Un secondo fattore è il diritto del concepito a nascere a seguito dell'impianto di non più di tre embrioni nell'utero, a garanzia non solo del diritto dell'embrione a non essere prodotto a scopo sperimentale, ma anche per favorire la possibilità del suo impiantarsi in modo da consentire il successo della gravidanza: con ciò si tutela che non vengano nemmeno ipotizzate pratiche di clonazione o che siano rese possibili situazioni di congelamento di embrioni da utilizzare magari anche dopo la morte del padre; al tempo stesso si garantiscono meglio i diritti del nascituro che è tutelato nella certezza della sua personale identità all'interno della vita della coppia genitoriale stabile. Questa indicazione di non impiantare più di tre embrioni contemporaneamente è peraltro suggerita anche da criteri che dimostrano scientificamente il reale rischio per la riuscita della gravidanza in caso si proceda con un maggior numero di embrioni (a meno che non si voglia ad un certo punto procedere alla selezione degli embrioni qualora più d'uno avesse possibilità reale di svilupparsi: ma ciò è peggiore di qualunque tipo di razzismo).
Un terzo elemento importante previsto dalla legge è costituito dal consenso informato, per dare alla coppia tutti gli elementi sulle procedure e sulle conseguenze, e fornire così le informazioni necessarie ad un giudizio irrevocabile sulla scelta, che richiede un alto livello di consapevolezza data la gravità dell'impegno generativo. Ciò è una garanzia della libertà intesa come responsabilità consapevole del gesto che si va a compiere, ed è segno che lo Stato mette a disposizione la propria struttura sanitaria secondo le modalità proprie di ogni atto che promuove la salute, chiamando sia il medico che il cittadino a rendersi conto del valore e delle conseguenze degli atti medici praticati.

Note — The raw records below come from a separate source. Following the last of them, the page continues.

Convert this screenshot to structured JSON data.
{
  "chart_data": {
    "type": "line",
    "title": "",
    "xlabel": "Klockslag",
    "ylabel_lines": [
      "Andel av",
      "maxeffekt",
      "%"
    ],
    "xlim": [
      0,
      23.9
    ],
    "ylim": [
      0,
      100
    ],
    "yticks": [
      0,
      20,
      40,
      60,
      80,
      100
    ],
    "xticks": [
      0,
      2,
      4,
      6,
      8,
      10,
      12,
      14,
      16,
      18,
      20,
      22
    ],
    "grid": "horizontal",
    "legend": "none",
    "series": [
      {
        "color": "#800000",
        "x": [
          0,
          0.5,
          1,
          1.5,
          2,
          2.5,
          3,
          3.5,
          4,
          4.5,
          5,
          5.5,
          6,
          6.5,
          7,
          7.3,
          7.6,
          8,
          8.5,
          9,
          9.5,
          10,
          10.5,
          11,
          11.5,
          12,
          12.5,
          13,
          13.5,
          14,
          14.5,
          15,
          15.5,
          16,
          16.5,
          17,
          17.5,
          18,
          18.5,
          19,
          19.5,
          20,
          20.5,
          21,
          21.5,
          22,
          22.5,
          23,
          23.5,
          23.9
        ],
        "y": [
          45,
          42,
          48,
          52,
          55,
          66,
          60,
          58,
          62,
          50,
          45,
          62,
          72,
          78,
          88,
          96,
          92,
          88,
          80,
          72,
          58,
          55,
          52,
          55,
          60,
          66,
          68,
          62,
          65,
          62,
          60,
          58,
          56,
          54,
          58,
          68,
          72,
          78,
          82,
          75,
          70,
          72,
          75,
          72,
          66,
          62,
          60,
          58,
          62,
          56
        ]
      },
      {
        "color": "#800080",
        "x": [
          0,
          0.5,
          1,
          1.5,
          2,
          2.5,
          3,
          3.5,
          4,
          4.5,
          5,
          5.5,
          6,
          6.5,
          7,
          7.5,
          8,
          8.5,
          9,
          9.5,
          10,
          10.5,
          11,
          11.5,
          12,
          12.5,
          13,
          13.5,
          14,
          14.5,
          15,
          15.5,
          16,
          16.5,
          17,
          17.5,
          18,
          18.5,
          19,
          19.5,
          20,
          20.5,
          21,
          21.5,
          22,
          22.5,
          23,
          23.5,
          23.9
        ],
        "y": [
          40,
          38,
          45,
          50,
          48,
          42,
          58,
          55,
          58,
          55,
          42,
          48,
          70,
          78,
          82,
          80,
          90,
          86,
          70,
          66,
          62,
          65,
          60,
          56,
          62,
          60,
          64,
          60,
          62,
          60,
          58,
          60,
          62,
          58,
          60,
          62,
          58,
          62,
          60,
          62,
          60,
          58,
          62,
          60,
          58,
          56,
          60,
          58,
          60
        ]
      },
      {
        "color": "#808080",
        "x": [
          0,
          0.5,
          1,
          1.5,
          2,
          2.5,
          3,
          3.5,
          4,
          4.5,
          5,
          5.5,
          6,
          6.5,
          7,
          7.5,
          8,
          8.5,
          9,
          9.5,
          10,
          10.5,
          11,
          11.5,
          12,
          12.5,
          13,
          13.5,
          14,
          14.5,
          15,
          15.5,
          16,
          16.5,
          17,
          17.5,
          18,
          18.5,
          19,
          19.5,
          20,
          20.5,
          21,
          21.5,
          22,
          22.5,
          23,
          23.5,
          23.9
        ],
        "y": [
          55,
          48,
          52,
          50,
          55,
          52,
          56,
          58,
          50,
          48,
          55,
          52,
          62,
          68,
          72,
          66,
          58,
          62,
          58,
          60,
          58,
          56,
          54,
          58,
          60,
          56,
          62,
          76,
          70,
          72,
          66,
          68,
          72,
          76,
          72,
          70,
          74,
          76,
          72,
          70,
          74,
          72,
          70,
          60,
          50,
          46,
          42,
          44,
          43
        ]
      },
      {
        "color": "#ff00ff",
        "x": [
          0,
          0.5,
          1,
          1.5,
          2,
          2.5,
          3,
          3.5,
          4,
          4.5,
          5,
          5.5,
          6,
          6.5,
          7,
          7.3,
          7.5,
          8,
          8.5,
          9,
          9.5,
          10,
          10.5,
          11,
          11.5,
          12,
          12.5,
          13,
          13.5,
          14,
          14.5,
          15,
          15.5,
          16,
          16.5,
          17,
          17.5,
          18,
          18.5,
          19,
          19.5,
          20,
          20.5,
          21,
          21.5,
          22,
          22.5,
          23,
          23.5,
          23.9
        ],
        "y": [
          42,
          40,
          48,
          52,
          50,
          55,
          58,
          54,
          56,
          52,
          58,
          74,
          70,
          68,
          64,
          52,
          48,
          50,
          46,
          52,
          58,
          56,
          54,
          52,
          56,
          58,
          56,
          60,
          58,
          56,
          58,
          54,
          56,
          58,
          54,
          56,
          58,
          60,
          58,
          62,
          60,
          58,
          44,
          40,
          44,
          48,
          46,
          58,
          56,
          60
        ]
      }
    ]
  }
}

Da ultimo l'assoluto divieto di sperimentazione sugli embrioni e l'obbligo di non distruggerli o congelarli (se non i casi gravi ed eccezionali) garantisce da abusi oggi possibili e non adeguatamente sanzionati, favorendo forse nel vissuto collettivo una visione meno strumentale della fecondazione artificiale: certamente il ricorso a tecniche estrinseche all'atto coniugale ha già in sé un elemento che rende problematica la generazione di un figlio, ma le garanzie che la legge offre aprono ad un'attenzione più significativa verso il bene comune, rimettendo al centro il significato obiettivo del venire al mondo al di là della legittima aspirazione dei genitori che non può essere il criterio unico ed ultimo del ricorso alla procreazione assistita.
Certo non si può dire che questa legge sia perfetta o in totale sintonia con tutti i punti della morale cattolica, ma ciò non toglie che possa svolgere perlomeno il benefico compito di limitare o evitare delle gravi ingiustizie che oggi possono essere compiute senza sanzioni e senza l'adeguato controllo dell'autorità sanitaria. Perciò nella coscienza della sua perfettibilità, questa legge non va demonizzata, né per la sua restrittività rispetto ad un concetto illuministico di libertà come assenza di vincoli, né per la sua inadeguatezza rispetto all'ideale cristiano di perfezione che conduce alla coscienza della vita come dono esclusivo di Dio: occorre, invece, pensare a quello che il cittadino guadagnerà realmente da questo provvedimento, in termini di civiltà giuridica e di salvaguardia della dignità di tutti i soggetti implicati, soprattutto del nascituro e del suo diritto a non essere in balia dell'arbitrio degli adulti.